Samurai gay in Giappone: la storia non raccontata dell’amore gay fra samurai.

Samurai gay in Giappone: la storia non raccontata dell’amore gay fra samurai.

Come, ancora una volta, è stato l’occidente a interrompere una tradizione di tolleranza nei confronti dell’amore non binario.

dal blog wearegaylyplanet.com

Quasi sempre la storia e la cultura gay del passato viene insabbiata e messa da parte. La speranza è che con il tempo si dimentichi quello che è stato.

Per questo motivo in tantissimi non sanno di grandi relazioni amorose della storia come quella dell’Imperatore Adriano ed Antinoo o la vita gay di Michelangelo e la sua arte gay in Vaticano. Ma è in Giappone che abbiamo scoperto lo shudō ovvero l’amore gay fra i Samurai.

Amore gay tra Samurai: cosa è lo shudō?

Lo shudō, in giapponese 衆道 (shudou), era una pratica dei Samurai che consisteva nell’instaurare un rapporto d’amore tra un samurai adulto, il nenja (念者), e un samurai giovane, wakashû (若衆).
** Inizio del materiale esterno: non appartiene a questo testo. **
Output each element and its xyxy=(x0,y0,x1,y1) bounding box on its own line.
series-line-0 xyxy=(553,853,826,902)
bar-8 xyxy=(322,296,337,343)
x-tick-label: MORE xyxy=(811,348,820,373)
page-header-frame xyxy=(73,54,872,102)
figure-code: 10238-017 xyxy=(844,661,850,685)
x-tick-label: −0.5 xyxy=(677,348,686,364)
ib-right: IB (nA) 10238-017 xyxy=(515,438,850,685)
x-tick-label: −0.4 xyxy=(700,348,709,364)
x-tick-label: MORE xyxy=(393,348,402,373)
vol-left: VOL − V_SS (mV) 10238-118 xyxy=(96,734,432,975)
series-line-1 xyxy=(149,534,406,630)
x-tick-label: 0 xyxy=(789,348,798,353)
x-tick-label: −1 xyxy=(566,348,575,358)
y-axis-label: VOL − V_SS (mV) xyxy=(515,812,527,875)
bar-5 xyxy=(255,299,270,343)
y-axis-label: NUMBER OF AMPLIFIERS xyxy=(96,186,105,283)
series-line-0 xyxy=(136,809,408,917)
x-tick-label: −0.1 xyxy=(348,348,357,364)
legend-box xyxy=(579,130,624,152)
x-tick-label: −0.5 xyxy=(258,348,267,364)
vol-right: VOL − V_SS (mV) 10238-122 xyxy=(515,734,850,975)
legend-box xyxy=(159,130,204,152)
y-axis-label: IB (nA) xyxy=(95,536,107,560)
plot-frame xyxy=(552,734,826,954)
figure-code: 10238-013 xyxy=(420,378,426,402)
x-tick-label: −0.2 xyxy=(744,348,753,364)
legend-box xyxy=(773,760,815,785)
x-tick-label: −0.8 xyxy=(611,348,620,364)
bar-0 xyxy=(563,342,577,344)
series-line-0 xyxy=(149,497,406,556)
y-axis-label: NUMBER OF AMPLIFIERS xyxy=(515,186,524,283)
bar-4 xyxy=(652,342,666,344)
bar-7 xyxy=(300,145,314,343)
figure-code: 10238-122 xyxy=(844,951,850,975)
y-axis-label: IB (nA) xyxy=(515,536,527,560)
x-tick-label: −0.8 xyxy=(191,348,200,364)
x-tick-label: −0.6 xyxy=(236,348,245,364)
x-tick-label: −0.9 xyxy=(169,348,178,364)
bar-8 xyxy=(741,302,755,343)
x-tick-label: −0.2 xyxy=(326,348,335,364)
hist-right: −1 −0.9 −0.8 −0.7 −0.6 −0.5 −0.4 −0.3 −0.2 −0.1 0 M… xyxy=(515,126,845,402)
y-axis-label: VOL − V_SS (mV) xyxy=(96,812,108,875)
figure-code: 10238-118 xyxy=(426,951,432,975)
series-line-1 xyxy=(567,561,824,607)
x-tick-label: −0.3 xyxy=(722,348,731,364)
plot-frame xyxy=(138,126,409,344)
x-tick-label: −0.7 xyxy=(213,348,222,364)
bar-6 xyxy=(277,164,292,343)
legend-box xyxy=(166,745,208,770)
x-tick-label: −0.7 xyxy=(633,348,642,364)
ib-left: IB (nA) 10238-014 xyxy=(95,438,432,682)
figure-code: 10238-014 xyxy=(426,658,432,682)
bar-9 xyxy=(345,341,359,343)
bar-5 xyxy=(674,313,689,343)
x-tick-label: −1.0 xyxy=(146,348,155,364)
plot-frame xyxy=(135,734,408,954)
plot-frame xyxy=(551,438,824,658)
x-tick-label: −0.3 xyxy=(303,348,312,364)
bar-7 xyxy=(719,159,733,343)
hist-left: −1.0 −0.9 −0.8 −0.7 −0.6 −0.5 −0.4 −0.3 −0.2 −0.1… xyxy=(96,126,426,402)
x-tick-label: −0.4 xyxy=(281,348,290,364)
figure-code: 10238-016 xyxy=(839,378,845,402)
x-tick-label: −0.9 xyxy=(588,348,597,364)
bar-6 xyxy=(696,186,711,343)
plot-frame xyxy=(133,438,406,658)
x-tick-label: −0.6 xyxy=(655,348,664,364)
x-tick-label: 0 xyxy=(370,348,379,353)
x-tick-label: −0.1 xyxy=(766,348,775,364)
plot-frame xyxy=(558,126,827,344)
Se stai pensando che questa pratica ha a che fare solo con il sesso sbagli. Lo shudō era qualcosa di più profondo, un rapporto che coinvolgeva si il sesso, ma anche sentimenti personali ed emozioni. Praticato dal medioevo e fino al periodo Edo (periodo che va dal 1603 al 1868), i rapporti omosessuali tra Samurai erano socialmente accettati, tanto da essere ritratti in tantissime stampe, fra cui alcune di Hokusai.

Il termine shudō compare per la prima volta nel corso del XVII secolo; la parola ha un suo precedente inerente alla tradizione riguardante le relazioni di omoerotismo giapponese tra monaci e accoliti (postulanti), noto come chigo. Il leggendario presunto fondatore di tali rapporti in Giappone è Kūkai (774-835), noto anche come Kobo Daishi, il fondatore della scuola del buddhismo Shingon di stampo tantra, che dicono abbia portato le conoscenze riguardanti l’amore tutto al maschile proprio con la conoscenza e pratica dello Shingon. Il Monte Kōya, in cui il monastero fondato da Kobo Daishi si trova ancora oggi, era sinonimo di amore maschile, fino quasi al termine dell’epoca pre-moderna.

Nonostante l’attribuzione dell’amore tra maschi a Kūkai, le vere radici dell’omosessualità in Giappone risalgono ad alcuni dei primi testi redatti in lingua giapponese, come il Kojiki (古事記 letteralmente “cronaca di antichi eventi”), redatto nel 712 dal nobile Ō-No-Yasumaro su richiesta iniziale dell’imperatore Tenmu) ed il successivo Nihonshoki (日本書紀).

 

Omosessualità e vita comune in Giappone

A partire dal medioevo in Giappone l’omosessualità, e l’orientamento sessuale in genere, era considerata una semplice preferenza personale che poteva variare da persona in persona. Soprattutto nel periodo Edo, lo shudō era diventato un aspetto tradizionale, ma proprio per questo cominciò a dare problemi.

La forte obbedienza e appartenenza romantica e sessuale tra due Samurai, portò la potenza feudale a temere per questa pratica. Un Samurai era ormai più fedele al proprio compagno che alla propria nazione.

Fine dello shudō e limiti sociali dell’occidente

Per la paura del forte legame tra i samurai e con la successiva apertura all’occidente avvenuta nel 1868, le pratiche omosessuali furono contrastate socialmente. L’arrivo del cristianesimo che condanna l’omosessualità e le regole culturali occidentali distrussero poco alla volta la pratica dello shudō, cancellandone quasi ogni traccia.